High-performance requirements
| Priority | Solution |
|---|---|
| Stability | Create a dedicated virtual warehouse for high-performance requests. |
| Balance stability and cost | Route all requests through Serverless Computing, or enable Adaptive Serverless Computing. |
Latency-tolerant workloads
| Request pattern | Solution |
|---|---|
| Fixed (a role consistently accesses the same dashboard) | Configure manual throttling: run a stress test to determine the virtual warehouse's read capacity, then set a fixed concurrency limit for the query queue. See Create a query queue. |
| Variable (multiple dashboards accessed by different roles) | Enable automatic throttling. Hologres automatically adjusts the query queue's concurrency limit based on current workload. See Automatic throttling for query queues (beta). |
Challenge 6: Unexpected request surges
Problem: Sudden, unpredictable traffic spikes—for example, an unexpected surge of nighttime queries—cannot be anticipated by scheduled scaling. Serverless Computing alone cannot handle these surges because the users, tables, and SQL statements involved are unknown in advance.

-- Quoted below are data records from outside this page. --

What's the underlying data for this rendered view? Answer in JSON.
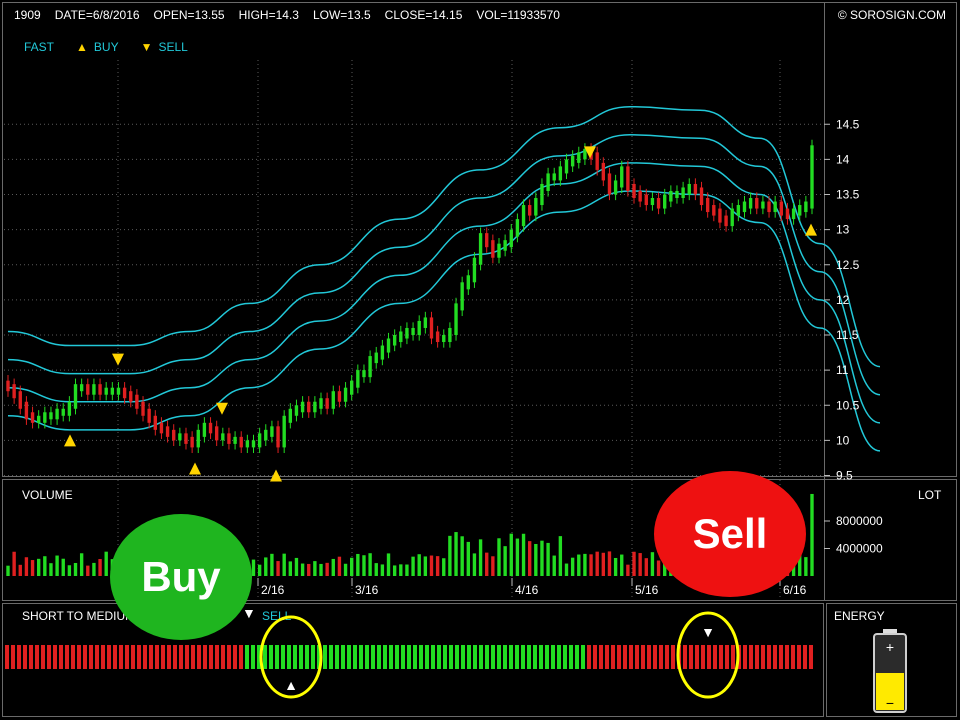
{
  "header": {
    "symbol": "1909",
    "date": "DATE=6/8/2016",
    "open": "OPEN=13.55",
    "high": "HIGH=14.3",
    "low": "LOW=13.5",
    "close": "CLOSE=14.15",
    "vol": "VOL=11933570",
    "copyright": "© SOROSIGN.COM"
  },
  "legend": {
    "fast": "FAST",
    "buy": "BUY",
    "sell": "SELL"
  },
  "colors": {
    "up": "#22dd22",
    "down": "#e02020",
    "band": "#22c8d8",
    "marker": "#ffd400",
    "buy_bubble": "#1fb51f",
    "sell_bubble": "#ee1111"
  },
  "chart_data": {
    "type": "candlestick",
    "ylim": [
      9,
      15
    ],
    "yticks": [
      "14.5",
      "14",
      "13.5",
      "13",
      "12.5",
      "12",
      "11.5",
      "11",
      "10.5",
      "10",
      "9.5"
    ],
    "xticks": [
      "2/16",
      "3/16",
      "4/16",
      "5/16",
      "6/16"
    ],
    "closes": [
      10.75,
      10.65,
      10.5,
      10.35,
      10.3,
      10.3,
      10.35,
      10.35,
      10.4,
      10.4,
      10.5,
      10.75,
      10.75,
      10.7,
      10.75,
      10.7,
      10.7,
      10.7,
      10.7,
      10.65,
      10.6,
      10.5,
      10.4,
      10.3,
      10.2,
      10.15,
      10.1,
      10.05,
      10.05,
      10,
      9.95,
      10.1,
      10.2,
      10.15,
      10.05,
      10.05,
      10,
      10,
      9.95,
      9.95,
      9.95,
      10.05,
      10.1,
      10.15,
      9.95,
      10.3,
      10.4,
      10.45,
      10.5,
      10.45,
      10.5,
      10.55,
      10.5,
      10.65,
      10.6,
      10.7,
      10.8,
      10.95,
      10.95,
      11.15,
      11.2,
      11.3,
      11.4,
      11.45,
      11.5,
      11.55,
      11.55,
      11.65,
      11.7,
      11.5,
      11.45,
      11.45,
      11.55,
      11.9,
      12.2,
      12.3,
      12.55,
      12.9,
      12.8,
      12.65,
      12.75,
      12.8,
      12.95,
      13.1,
      13.3,
      13.25,
      13.4,
      13.6,
      13.75,
      13.75,
      13.85,
      13.95,
      14,
      14.05,
      14.1,
      14.05,
      13.9,
      13.75,
      13.55,
      13.65,
      13.85,
      13.6,
      13.5,
      13.45,
      13.4,
      13.4,
      13.35,
      13.45,
      13.5,
      13.5,
      13.55,
      13.6,
      13.55,
      13.4,
      13.3,
      13.25,
      13.15,
      13.1,
      13.25,
      13.3,
      13.35,
      13.4,
      13.35,
      13.35,
      13.3,
      13.35,
      13.25,
      13.2,
      13.25,
      13.3,
      13.35,
      14.15
    ],
    "band_upper": [
      11.55,
      11.35,
      11.35,
      11.55,
      11.95,
      12.5,
      13.15,
      13.85,
      14.45,
      14.75,
      14.7,
      14.3,
      12.8,
      11.05
    ],
    "band_mid_upper": [
      11.15,
      10.95,
      10.95,
      11.15,
      11.55,
      12.1,
      12.75,
      13.45,
      14.05,
      14.35,
      14.3,
      13.9,
      12.4,
      10.65
    ],
    "band_mid_lower": [
      10.75,
      10.55,
      10.55,
      10.75,
      11.15,
      11.7,
      12.35,
      13.05,
      13.65,
      13.95,
      13.9,
      13.5,
      12.0,
      10.25
    ],
    "band_lower": [
      10.35,
      10.15,
      10.15,
      10.35,
      10.75,
      11.3,
      11.95,
      12.65,
      13.25,
      13.55,
      13.5,
      13.1,
      11.6,
      9.85
    ],
    "buy_signals": [
      10.0,
      9.6,
      9.5,
      13.0
    ],
    "sell_signals": [
      11.15,
      10.45,
      14.1
    ],
    "volume_panel": {
      "title": "VOLUME",
      "unit": "LOT",
      "yticks": [
        "8000000",
        "4000000"
      ],
      "ylim": [
        0,
        12500000
      ],
      "last_volume": 11933570
    },
    "indicator_panel": {
      "title": "SHORT TO MEDIUM",
      "sell_label": "SELL",
      "green_from": 96,
      "green_to": 232
    },
    "energy_panel": {
      "title": "ENERGY",
      "level": 0.5
    }
  },
  "annotations": {
    "buy": "Buy",
    "sell": "Sell"
  }
}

Solution: Enable auto-scaling. Virtual warehouses automatically scale out during peak loads and scale in when demand subsides. See Multi-cluster and auto scaling (beta).
Advanced settings
Configure task priorities for Serverless Computing
When multiple services share Serverless Computing resources, set priorities at the user level to control which tasks run first under resource contention. See Set priorities for Serverless Computing tasks.
Example:
| User type | Priority | Behavior when resources are scarce |
|---|---|---|
| Roles with high performance requirements | 5 | Executed first |
| Batch ETL tasks | 1 | Wait in queue |
| All other tasks | 3 (default) | Standard scheduling |
Configure daily quotas for Serverless Computing
If multiple services use Serverless Computing, costs can be unpredictable. Set daily quotas at the instance level and per user to control costs. See Daily Usage Limit.
Enable high availability for read-only virtual warehouses
For read-only virtual warehouses that serve latency-sensitive workloads—especially online recommendation services—configure multiple shard-level replicas. If a query node fails, queries continue without data loss. See Concurrent queries with shard replicas.